The sense of community. Being an organizer and to accomplish what we have in town is very special. For me, to know my neighbors, to have my kids grow up in a small town, and go to a great school; And now my grandkids have a brand new school to go to. It’s just a great place to liveMike Soucy
It’s very vibrant. There’s always lots of things going on in town, here at the park, at the arena, at the curling rink. We have a great fair – it’s called Irma Days – and during that we have a summer bonspiel, slow-pitch tournaments, ranchers’ rodeo, parades and a fair, all part of that weekend. It really is something for a village of 500 people. So, I wouldn’t live anywhere else.
My favourite local shop would have to be the Irma Co-op. They’re kind of a one-stop shop there for groceries and hardware and pharmacy, and just about everything else you need. It’s a great little place. We’re very fortunate to have it.

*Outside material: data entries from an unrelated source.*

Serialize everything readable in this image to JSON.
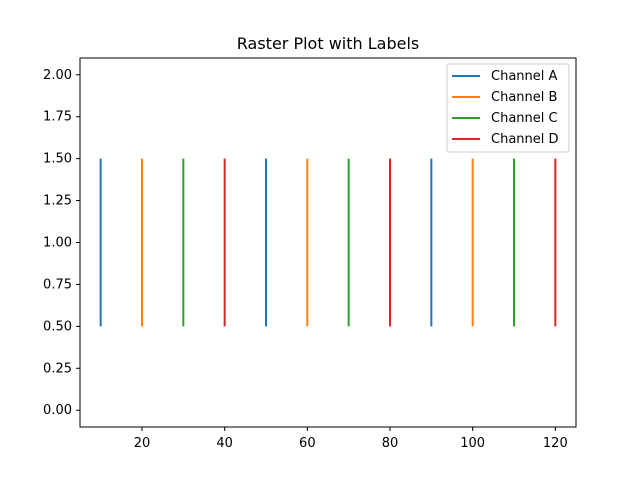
{
  "chart_data": {
    "type": "raster",
    "title": "Raster Plot with Labels",
    "xlabel": "",
    "ylabel": "",
    "xlim": [
      5,
      125
    ],
    "ylim": [
      -0.1,
      2.1
    ],
    "x_ticks": [
      20,
      40,
      60,
      80,
      100,
      120
    ],
    "y_ticks": [
      0.0,
      0.25,
      0.5,
      0.75,
      1.0,
      1.25,
      1.5,
      1.75,
      2.0
    ],
    "y_tick_labels": [
      "0.00",
      "0.25",
      "0.50",
      "0.75",
      "1.00",
      "1.25",
      "1.50",
      "1.75",
      "2.00"
    ],
    "x_tick_labels": [
      "20",
      "40",
      "60",
      "80",
      "100",
      "120"
    ],
    "grid": false,
    "legend_position": "top-right",
    "series": [
      {
        "name": "Channel A",
        "color": "#1f77b4",
        "events": [
          10,
          50,
          90
        ],
        "y_from": 0.5,
        "y_to": 1.5
      },
      {
        "name": "Channel B",
        "color": "#ff7f0e",
        "events": [
          20,
          60,
          100
        ],
        "y_from": 0.5,
        "y_to": 1.5
      },
      {
        "name": "Channel C",
        "color": "#2ca02c",
        "events": [
          30,
          70,
          110
        ],
        "y_from": 0.5,
        "y_to": 1.5
      },
      {
        "name": "Channel D",
        "color": "#d62728",
        "events": [
          40,
          80,
          120
        ],
        "y_from": 0.5,
        "y_to": 1.5
      }
    ]
  }
}
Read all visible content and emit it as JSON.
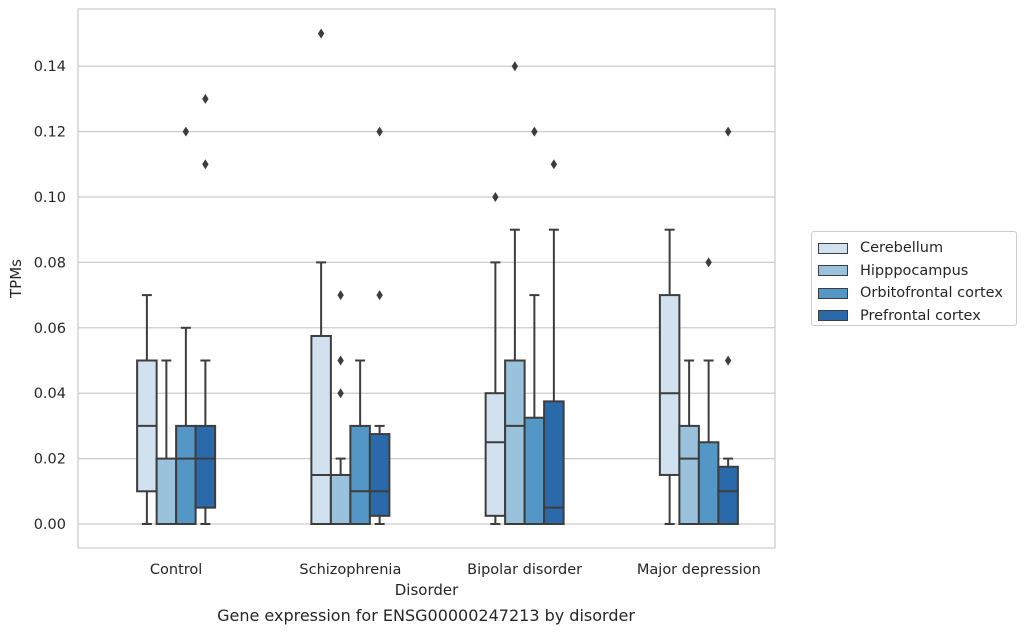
{
  "chart_data": {
    "type": "box",
    "caption": "Gene expression for ENSG00000247213 by disorder",
    "xlabel": "Disorder",
    "ylabel": "TPMs",
    "ylim": [
      -0.0075,
      0.1575
    ],
    "yticks": [
      "0.00",
      "0.02",
      "0.04",
      "0.06",
      "0.08",
      "0.10",
      "0.12",
      "0.14"
    ],
    "grid": "horizontal",
    "legend_position": "right",
    "categories": [
      "Control",
      "Schizophrenia",
      "Bipolar disorder",
      "Major depression"
    ],
    "series": [
      {
        "name": "Cerebellum",
        "color": "#d1e1ef",
        "boxes": [
          {
            "whislo": 0.0,
            "q1": 0.01,
            "med": 0.03,
            "q3": 0.05,
            "whishi": 0.07,
            "fliers": []
          },
          {
            "whislo": 0.0,
            "q1": 0.0,
            "med": 0.015,
            "q3": 0.0575,
            "whishi": 0.08,
            "fliers": [
              0.15
            ]
          },
          {
            "whislo": 0.0,
            "q1": 0.0025,
            "med": 0.025,
            "q3": 0.04,
            "whishi": 0.08,
            "fliers": [
              0.1
            ]
          },
          {
            "whislo": 0.0,
            "q1": 0.015,
            "med": 0.04,
            "q3": 0.07,
            "whishi": 0.09,
            "fliers": []
          }
        ]
      },
      {
        "name": "Hipppocampus",
        "color": "#9ac2dc",
        "boxes": [
          {
            "whislo": 0.0,
            "q1": 0.0,
            "med": 0.0,
            "q3": 0.02,
            "whishi": 0.05,
            "fliers": []
          },
          {
            "whislo": 0.0,
            "q1": 0.0,
            "med": 0.015,
            "q3": 0.015,
            "whishi": 0.02,
            "fliers": [
              0.04,
              0.05,
              0.07
            ]
          },
          {
            "whislo": 0.0,
            "q1": 0.0,
            "med": 0.03,
            "q3": 0.05,
            "whishi": 0.09,
            "fliers": [
              0.14
            ]
          },
          {
            "whislo": 0.0,
            "q1": 0.0,
            "med": 0.02,
            "q3": 0.03,
            "whishi": 0.05,
            "fliers": []
          }
        ]
      },
      {
        "name": "Orbitofrontal cortex",
        "color": "#5497c6",
        "boxes": [
          {
            "whislo": 0.0,
            "q1": 0.0,
            "med": 0.02,
            "q3": 0.03,
            "whishi": 0.06,
            "fliers": [
              0.12
            ]
          },
          {
            "whislo": 0.0,
            "q1": 0.0,
            "med": 0.01,
            "q3": 0.03,
            "whishi": 0.05,
            "fliers": []
          },
          {
            "whislo": 0.0,
            "q1": 0.0,
            "med": 0.0,
            "q3": 0.0325,
            "whishi": 0.07,
            "fliers": [
              0.12
            ]
          },
          {
            "whislo": 0.0,
            "q1": 0.0,
            "med": 0.0,
            "q3": 0.025,
            "whishi": 0.05,
            "fliers": [
              0.08
            ]
          }
        ]
      },
      {
        "name": "Prefrontal cortex",
        "color": "#2a6aaa",
        "boxes": [
          {
            "whislo": 0.0,
            "q1": 0.005,
            "med": 0.02,
            "q3": 0.03,
            "whishi": 0.05,
            "fliers": [
              0.11,
              0.13
            ]
          },
          {
            "whislo": 0.0,
            "q1": 0.0025,
            "med": 0.01,
            "q3": 0.0275,
            "whishi": 0.03,
            "fliers": [
              0.07,
              0.12
            ]
          },
          {
            "whislo": 0.0,
            "q1": 0.0,
            "med": 0.005,
            "q3": 0.0375,
            "whishi": 0.09,
            "fliers": [
              0.11
            ]
          },
          {
            "whislo": 0.0,
            "q1": 0.0,
            "med": 0.01,
            "q3": 0.0175,
            "whishi": 0.02,
            "fliers": [
              0.05,
              0.12
            ]
          }
        ]
      }
    ]
  }
}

For other places to visit, my son is living down at Clear Lake, so I’ve visited there the most lately. But we have a couple other lakes at Hardisty, and at Camp Lake, north of Kinsella. So all of them are great little spots to cool off.
When in Irma, coming to a fastball tournament is obviously what I think should be your number one thing to do. And then check out our arena. We also have a great campsite located here at the ballpark.
For other things to do, we have a real nice little nine-hole golf course just on the outside of town. It has been very, very busy this year. We’re fortunate with all the rain and moisture we’ve had, it’s in great condition right now. It’s a must see, and we are getting lots of people out that we don’t normally see.
The trestle at Fabyan is one of the largest trestles in all of Canada, and is just a 10 minute drive out of town. The whole Battle River Valley is really something to see. There’s a couple of real great spots to get a good bird’s eye view of it. And the countryside is beautiful around here, if you’re looking just for a drive.
In Irma we do have a few real good places to eat. We have a great little sandwich and soup spot downtown on Main Street, and lots of different things. The Rural Lounge and the Irma Hotel are both places that I like to go or to order out. They both have great food and great refreshments and a great place to go sit and visit with friends.